Media,  The Left

How to make something a pressing issue

Over at Socialist Unity, Andy Newman notes:

The draconian anti-gay laws being introduced in Uganda seem to have received very little attention in the Western press. This will widen the current legal definition of homosexuality, which involves a lengthy prison sentance (sic), and introduces a new offence of “aggravated homosexuality” which would be punishable by death.

The lack of media interest is particularly surprising [my emphasis] due to the role of conservative evangelicals in laying the foundation for the law.

Well, is it really surprising that there is no media coverage of this issue?

I’m not surprised. In the past these issues got coverage because groups like Outrage! and individual activists like Peter Tatchell made a fuss about them, spoke about them and issued press releases about them.

For example, last year the issue was on the news agenda because Outrage! picketed a church meeting of the “conservative evangelicals” involved in backing the Uganda law.

Another case that Tatchell and Outrage! might ordinarily have publicised involves Nemat Safav, a 21 year old Iranian, arrested when he was 16 for homosexuality, and now due to be executed.

So why aren’t gay groups in the UK mobilised around supporting or publicising these new cases? Why aren’t they providing photo ops and briefing journalists. My guess is that genuine international solidarity has been poisoned by far-left activists – often posing as human rights “defenders” and “academics” who smear people like Tatchell with charges of “collusion with imperialism” and “white man’s burden”, or, as George Galloway once put it “the khaki machine now taking on a tinge of pink”.

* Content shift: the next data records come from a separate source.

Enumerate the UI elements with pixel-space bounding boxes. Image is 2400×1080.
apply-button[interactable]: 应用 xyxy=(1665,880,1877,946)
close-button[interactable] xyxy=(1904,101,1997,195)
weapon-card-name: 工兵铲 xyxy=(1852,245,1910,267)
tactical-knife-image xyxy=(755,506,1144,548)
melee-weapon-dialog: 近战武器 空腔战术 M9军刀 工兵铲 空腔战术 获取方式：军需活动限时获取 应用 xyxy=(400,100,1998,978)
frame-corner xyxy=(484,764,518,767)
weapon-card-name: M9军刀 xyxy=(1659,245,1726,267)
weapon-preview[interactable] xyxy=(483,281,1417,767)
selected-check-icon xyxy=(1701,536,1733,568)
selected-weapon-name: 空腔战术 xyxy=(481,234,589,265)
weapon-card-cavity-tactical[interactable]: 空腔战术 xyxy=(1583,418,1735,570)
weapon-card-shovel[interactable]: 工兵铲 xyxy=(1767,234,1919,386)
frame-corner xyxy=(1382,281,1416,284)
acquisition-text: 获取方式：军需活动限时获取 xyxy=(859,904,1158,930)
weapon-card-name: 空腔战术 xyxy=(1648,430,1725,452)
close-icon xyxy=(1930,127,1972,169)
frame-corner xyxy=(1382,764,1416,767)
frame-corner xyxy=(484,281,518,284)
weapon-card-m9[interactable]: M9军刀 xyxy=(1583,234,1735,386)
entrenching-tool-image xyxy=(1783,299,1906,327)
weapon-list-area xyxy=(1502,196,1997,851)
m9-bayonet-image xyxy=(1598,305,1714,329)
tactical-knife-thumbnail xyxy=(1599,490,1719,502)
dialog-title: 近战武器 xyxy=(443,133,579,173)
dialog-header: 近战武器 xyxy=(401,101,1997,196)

In light of this, is it really that surprising that the mainstream UK media has not picked up on this story? If you want to know why European and North American activists are punch-drunk and skittish about getting involved in supporting international LGBT human rights causes, look no further than the noxious Scott Long of (so-called) Human Rights Watch and his toxic coterie.

But there should be no crocodile tears. A significant number on the far-left are homophobes. They talk the talk (unless its a shibboleth, or course) but they won’t walk the walk. Many, as seen in the Tatchell thread on Socialist Unity, are openly hostile to making humane treatment of homosexuals a condition of support for “liberation” groups like Hamas. Like Galloway, many see concern over the executions or imprisonment of gay people in countries like Iran as objectively “pro-war propaganda”.

On the other hand, many on the far-left were prepared to overlook the crimes of Stalin, Mao – and even Pol Pot – so what are the lives of a few queers worth if they upset the applecart of global ‘progressive’ revolution.